In the Moldovan capital, Szijjártó met Moldova’s Foreign and EU Affairs Minister Tudor Ulianovschi, President Igor Dodon and Deputy Prime Minister Iurie Leanca. Speaking to Hungarian wire service MTI, the Fidesz politician said that “We consider Britain’s exit [from the EU] … a sad development,” adding that
the EU could only get stronger if it “literally looks beyond its borders”
and establishes strategic and effective political and economic cooperation with countries aspiring to join the EU. He claimed that strengthening the Eastern Partnership programme is in Hungary’s interest; as Moldova is in the forefront of the programme, it is also in Hungary’s interest that Moldova should get as tangible European integration perspectives as possible, he added.

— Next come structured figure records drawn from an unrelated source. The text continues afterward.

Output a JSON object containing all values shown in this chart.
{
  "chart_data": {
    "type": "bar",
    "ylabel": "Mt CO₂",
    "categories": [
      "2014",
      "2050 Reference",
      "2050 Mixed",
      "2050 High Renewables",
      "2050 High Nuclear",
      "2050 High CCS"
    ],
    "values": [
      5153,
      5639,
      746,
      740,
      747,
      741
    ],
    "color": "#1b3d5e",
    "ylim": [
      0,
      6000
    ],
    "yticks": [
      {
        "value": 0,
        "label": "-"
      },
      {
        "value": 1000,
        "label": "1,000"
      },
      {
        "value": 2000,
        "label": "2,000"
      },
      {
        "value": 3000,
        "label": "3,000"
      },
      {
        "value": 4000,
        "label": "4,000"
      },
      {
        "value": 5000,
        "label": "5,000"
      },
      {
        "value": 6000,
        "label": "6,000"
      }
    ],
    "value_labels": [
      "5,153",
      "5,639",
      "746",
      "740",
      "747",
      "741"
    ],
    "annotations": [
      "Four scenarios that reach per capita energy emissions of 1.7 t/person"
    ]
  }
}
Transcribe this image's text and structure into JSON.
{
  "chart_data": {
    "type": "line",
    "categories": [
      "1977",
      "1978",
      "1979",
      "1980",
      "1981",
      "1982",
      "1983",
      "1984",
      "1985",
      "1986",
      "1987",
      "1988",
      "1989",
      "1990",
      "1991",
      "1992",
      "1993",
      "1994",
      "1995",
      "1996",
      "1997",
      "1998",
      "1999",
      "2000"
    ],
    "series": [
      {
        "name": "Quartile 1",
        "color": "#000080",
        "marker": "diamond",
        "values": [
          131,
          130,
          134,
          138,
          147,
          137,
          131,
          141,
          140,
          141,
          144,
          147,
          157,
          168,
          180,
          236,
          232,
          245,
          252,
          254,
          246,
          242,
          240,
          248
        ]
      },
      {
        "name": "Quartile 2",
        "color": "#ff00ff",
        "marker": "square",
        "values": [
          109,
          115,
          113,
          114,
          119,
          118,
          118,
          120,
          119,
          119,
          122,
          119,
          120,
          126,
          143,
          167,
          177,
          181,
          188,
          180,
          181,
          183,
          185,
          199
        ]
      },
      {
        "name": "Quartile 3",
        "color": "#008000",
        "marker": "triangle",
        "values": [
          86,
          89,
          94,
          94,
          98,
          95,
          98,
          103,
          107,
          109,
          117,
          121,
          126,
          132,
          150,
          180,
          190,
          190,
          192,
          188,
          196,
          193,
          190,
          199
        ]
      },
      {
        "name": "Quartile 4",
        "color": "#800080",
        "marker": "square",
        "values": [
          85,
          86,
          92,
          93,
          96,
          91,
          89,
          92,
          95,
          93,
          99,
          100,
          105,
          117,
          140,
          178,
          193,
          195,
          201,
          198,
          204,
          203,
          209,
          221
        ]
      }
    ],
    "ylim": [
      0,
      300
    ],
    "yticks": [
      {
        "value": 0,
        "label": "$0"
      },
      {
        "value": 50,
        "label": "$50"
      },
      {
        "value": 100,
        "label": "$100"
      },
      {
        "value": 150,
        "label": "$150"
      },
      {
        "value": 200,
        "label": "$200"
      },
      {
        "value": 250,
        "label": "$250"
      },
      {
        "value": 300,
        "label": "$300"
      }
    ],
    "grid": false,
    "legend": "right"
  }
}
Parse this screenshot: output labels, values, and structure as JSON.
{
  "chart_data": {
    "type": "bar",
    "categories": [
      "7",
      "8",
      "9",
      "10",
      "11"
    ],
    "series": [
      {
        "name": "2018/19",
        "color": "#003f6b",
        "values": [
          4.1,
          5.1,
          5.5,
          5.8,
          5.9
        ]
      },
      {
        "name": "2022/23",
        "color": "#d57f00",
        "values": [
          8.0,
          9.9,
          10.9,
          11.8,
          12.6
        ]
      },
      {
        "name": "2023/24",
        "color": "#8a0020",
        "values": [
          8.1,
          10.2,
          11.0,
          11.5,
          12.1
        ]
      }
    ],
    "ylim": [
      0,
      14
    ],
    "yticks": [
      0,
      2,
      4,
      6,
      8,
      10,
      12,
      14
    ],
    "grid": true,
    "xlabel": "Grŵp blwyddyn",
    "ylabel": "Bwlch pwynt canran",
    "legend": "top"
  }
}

“This is also a security interest because the more allies the EU has in the east, the stronger it becomes. All of which is also in our economic interest”, Szijjártó added. Hungary increased exports to Moldova by 8% to over 100 million euros last year, he said. Richter holds a 10% share in Moldova’s pharma industry, and during Szijjártó’s visit, an agreement was signed on the use of Hungarian solutions in Moldova’s agriculture and water management. He also said that students from Moldova have been granted thirty scholarships in Hungarian universities. As Moldova has fulfilled all requirements, the EU should transfer the next tranche of its macro-financial assistance to enable it to continue its economic reforms, Szijjártó said.
The European Union’s Eastern Partnership (EaP) programme is a joint initiative involving the EU, its Member States and six Eastern European Partners: Ukraine, Belarus, Moldova, Armenia, Georgia, and Azerbaijan. It aims at building a common area of shared democracy, prosperity, stability and increased cooperation. The project was initiated by Poland and Sweden, and its first meeting took place in 2009 in Brussels.
These countries play an important role as they share a border with Russia, which thus often views the initiative with distrust. Hungary as well as the Visegrád countries (a grouping which includes Czech Rep., Hungary, Poland and Slovakia) which are on the Eastern border of the EU regard the initiative with special interest. However, the progress of Ukraine’s integration, which is one of the main focuses of the programme, is on hold at the moment; in response to the country’s controversial education law, Hungary has threatened to block the Ukraine’s EU integration unless the legislation is withdrawn.